Matthews, who wasn't expecting anything, said, "Just sign for it and send it up, would you, Pete?"
"Can't do that anymore, Lieutenant, sorry. New regs."
She'd read that memo at some point. What a pain in the neck. "Well, at least sign for it, then. I'll be down to get it."
"Guy says he won't leave it for anyone but you."
"Then he's going to have to wait."
"He's been waiting, Lieutenant. This is my third call up there."
She'd been in meetings and hadn't checked her messages. It seemed possible. "Ask him what it is, who it's from."
She heard the inquiry through the receiver. Then Pete said he was going to put the guy on the line.
"Hey, Lieutenant."
She knew the voice, but it took her a moment to identify it. "Mr. Walker?"
"I told you I could help."
She suffered a chill like a small shudder rippling through her. The image that filled her imagination was that of the family dog leaving a dead squirrel on the doorstep. "We discussed this."
"You had to say those things. I understand that... I understand the way things work."
"I'm not sure you do. What's in the package, Mr. Walker?" She took a wild guess. What would the adoring student bring the teacher? "Some fish? Fresh fish?"

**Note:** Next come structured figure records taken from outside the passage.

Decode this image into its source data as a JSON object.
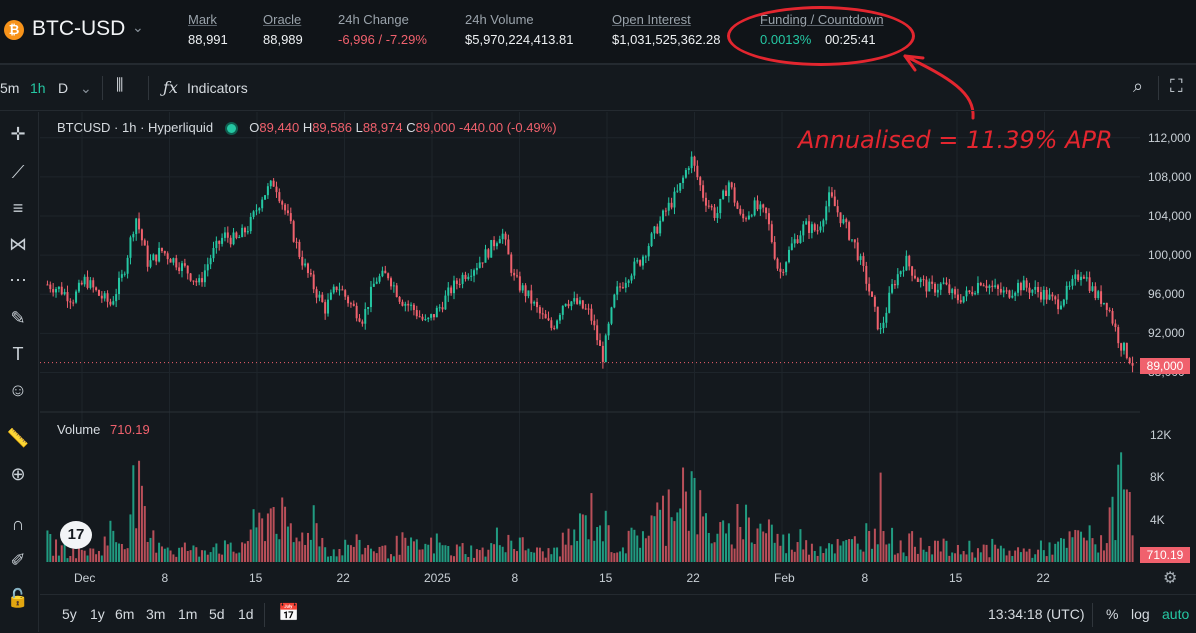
{
  "header": {
    "symbol": "BTC-USD",
    "icon": "bitcoin-icon",
    "stats": [
      {
        "label": "Mark",
        "value": "88,991"
      },
      {
        "label": "Oracle",
        "value": "88,989"
      },
      {
        "label": "24h Change",
        "value": "-6,996 / -7.29%"
      },
      {
        "label": "24h Volume",
        "value": "$5,970,224,413.81"
      },
      {
        "label": "Open Interest",
        "value": "$1,031,525,362.28"
      },
      {
        "label": "Funding / Countdown",
        "value": "0.0013%",
        "value2": "00:25:41"
      }
    ]
  },
  "annotation": {
    "text": "Annualised = 11.39% APR",
    "color": "#e3262f"
  },
  "toolbar": {
    "intervals": [
      "5m",
      "1h",
      "D"
    ],
    "active_interval": "1h",
    "indicators_label": "Indicators"
  },
  "legend": {
    "symbol_text": "BTCUSD · 1h · Hyperliquid",
    "o_key": "O",
    "o": "89,440",
    "h_key": "H",
    "h": "89,586",
    "l_key": "L",
    "l": "88,974",
    "c_key": "C",
    "c": "89,000",
    "change": "-440.00 (-0.49%)"
  },
  "volume_legend": {
    "label": "Volume",
    "value": "710.19"
  },
  "price_tag": "89,000",
  "volume_tag": "710.19",
  "bottom": {
    "ranges": [
      "5y",
      "1y",
      "6m",
      "3m",
      "1m",
      "5d",
      "1d"
    ],
    "time": "13:34:18 (UTC)",
    "pct": "%",
    "log": "log",
    "auto": "auto"
  },
  "chart_data": {
    "type": "candlestick",
    "price_axis_ticks": [
      "112,000",
      "108,000",
      "104,000",
      "100,000",
      "96,000",
      "92,000",
      "88,000"
    ],
    "volume_axis_ticks": [
      "12K",
      "8K",
      "4K"
    ],
    "x_ticks": [
      "Dec",
      "8",
      "15",
      "22",
      "2025",
      "8",
      "15",
      "22",
      "Feb",
      "8",
      "15",
      "22"
    ],
    "price_ylim": [
      86000,
      113000
    ],
    "close_series": [
      97000,
      96500,
      95500,
      97500,
      96000,
      95000,
      98000,
      104000,
      99000,
      100500,
      99500,
      98500,
      97000,
      100000,
      102000,
      101500,
      103000,
      106000,
      107500,
      104000,
      100000,
      97000,
      94500,
      97000,
      95000,
      93500,
      97500,
      98000,
      95500,
      94500,
      93000,
      94500,
      96500,
      98000,
      99000,
      100500,
      102500,
      97500,
      96000,
      94000,
      92500,
      95500,
      95000,
      94000,
      89500,
      96000,
      98000,
      99500,
      102000,
      104500,
      106500,
      110000,
      106000,
      104000,
      107500,
      103500,
      105000,
      104000,
      98000,
      101000,
      103000,
      102500,
      106000,
      103500,
      101000,
      97000,
      92000,
      97000,
      99500,
      97500,
      96500,
      97000,
      95500,
      96000,
      97500,
      96500,
      96000,
      97000,
      96500,
      96000,
      95000,
      96500,
      98500,
      96000,
      95000,
      91000,
      89000
    ],
    "volume_series": [
      2,
      1.5,
      1,
      1.2,
      1,
      3,
      2,
      8,
      2,
      2.5,
      1,
      1.5,
      1,
      2,
      1.5,
      1,
      3,
      4,
      6,
      3,
      2,
      5,
      1.5,
      1,
      2,
      1.5,
      1.5,
      1,
      2,
      1.5,
      1.5,
      2,
      1,
      1.5,
      1,
      1.2,
      3,
      2,
      1.5,
      1,
      1,
      2,
      3,
      5,
      4,
      1.5,
      2,
      3,
      4,
      5,
      9,
      7,
      4,
      3,
      2.5,
      5,
      3,
      4,
      2,
      2,
      2.5,
      1.5,
      2,
      1.5,
      2,
      3,
      6,
      2,
      1.5,
      2.5,
      2,
      1.5,
      1,
      1.5,
      1.2,
      1.5,
      1,
      1.2,
      1,
      1.5,
      1.5,
      2,
      3,
      2,
      2.5,
      8,
      7
    ],
    "volume_ylim": [
      0,
      13000
    ],
    "last_price": 89000,
    "up_color": "#25c7a3",
    "down_color": "#f0616d"
  }
}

"Fish? It's hers" he said sadly. "Proof that sack of shit is lying if he says he didn't do anything to Mary-Ann."
"Mr. Walker... Ferrell, it's illegal to involve yourself in an active investigation. We went over all this." Another chill swept through her. This wasn't the first time a bereaved relative had attached him- or herself to a case, but she'd never personally experienced it. Instead of celebrating the cooperation, she felt boxed in.
"You've got snitches, right? So, I'm a snitch. Don't knock it 'til you check it out."

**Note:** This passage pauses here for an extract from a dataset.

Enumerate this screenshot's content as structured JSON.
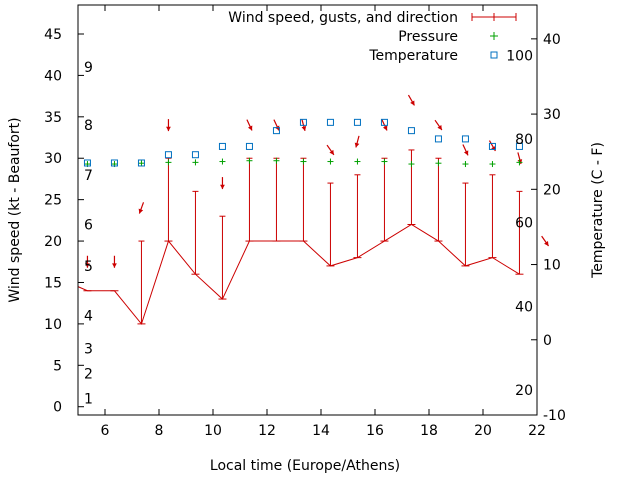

"If you leave the package for me, Mr. Walker, I'll pick it up later."
"No way. I get to see you, or I take it with me. What's wrong with you? You want to get this guy or not?"
"You have to leave the package, Mr. Walker. There's nothing I can do about it. They X-ray them, electronically sniff them there all sorts of security now that I can't do anything about. It takes a couple of hours. I'll look at it and I'll call you."
"No way. I'm waiting."
"What happened to your double shift?"
"New arrangements."
"Mr. Walker-"
"I'm waiting, like it or not."
She could hear the phone being passed back to Pete.

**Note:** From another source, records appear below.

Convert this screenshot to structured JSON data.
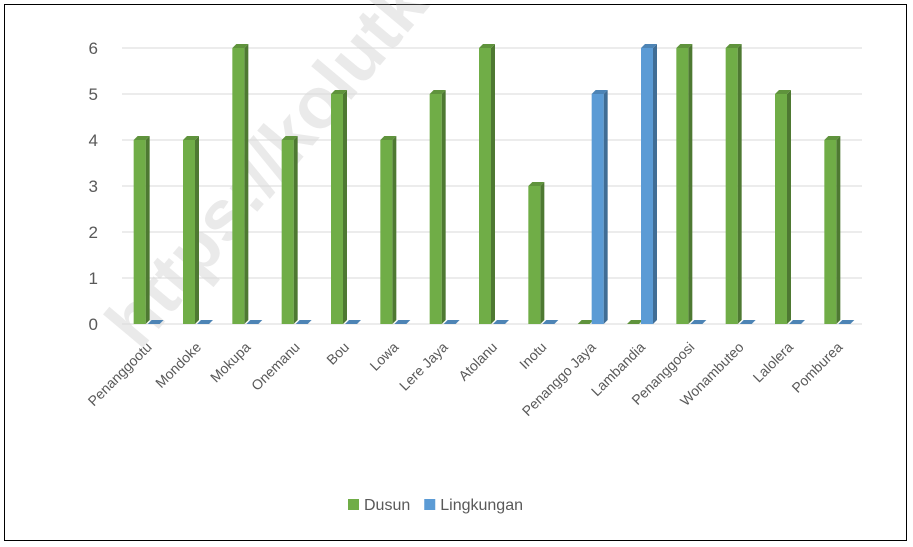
{
  "watermark": "https://kolutkab.bps.go.id",
  "chart_data": {
    "type": "bar",
    "title": "",
    "xlabel": "",
    "ylabel": "",
    "ylim": [
      0,
      6
    ],
    "yticks": [
      0,
      1,
      2,
      3,
      4,
      5,
      6
    ],
    "grid": true,
    "legend_position": "bottom",
    "categories": [
      "Penanggootu",
      "Mondoke",
      "Mokupa",
      "Onemanu",
      "Bou",
      "Lowa",
      "Lere Jaya",
      "Atolanu",
      "Inotu",
      "Penanggo Jaya",
      "Lambandia",
      "Penanggoosi",
      "Wonambuteo",
      "Lalolera",
      "Pomburea"
    ],
    "series": [
      {
        "name": "Dusun",
        "color": "#70AD47",
        "values": [
          4,
          4,
          6,
          4,
          5,
          4,
          5,
          6,
          3,
          0,
          0,
          6,
          6,
          5,
          4
        ]
      },
      {
        "name": "Lingkungan",
        "color": "#5B9BD5",
        "values": [
          0,
          0,
          0,
          0,
          0,
          0,
          0,
          0,
          0,
          5,
          6,
          0,
          0,
          0,
          0
        ]
      }
    ]
  }
}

"Lieutenant?" the gruff voice inquired.
"Tell him I'm on my way down. Go ahead and start it through security, okay, Pete?" In fact, such security took only a matter of minutes. She wondered if it was stupid to show Walker she'd exaggerated the situation. To hell with it: She'd accept the package, get Walker out of there, and warn him not to try it again.
A few minutes later she passed the lobby coffee stand and approached the busy security checkpoint at the building's main entrance on Third Avenue. Ferrell Walker stood waiting-there were no chairs-just on the other side of the twin metal detectors, to the left of the lumbering X-ray machine. He wore the same sweatshirt and blue jeans that she'd seen him in earlier the same day. She could imagine that smell even at a distance.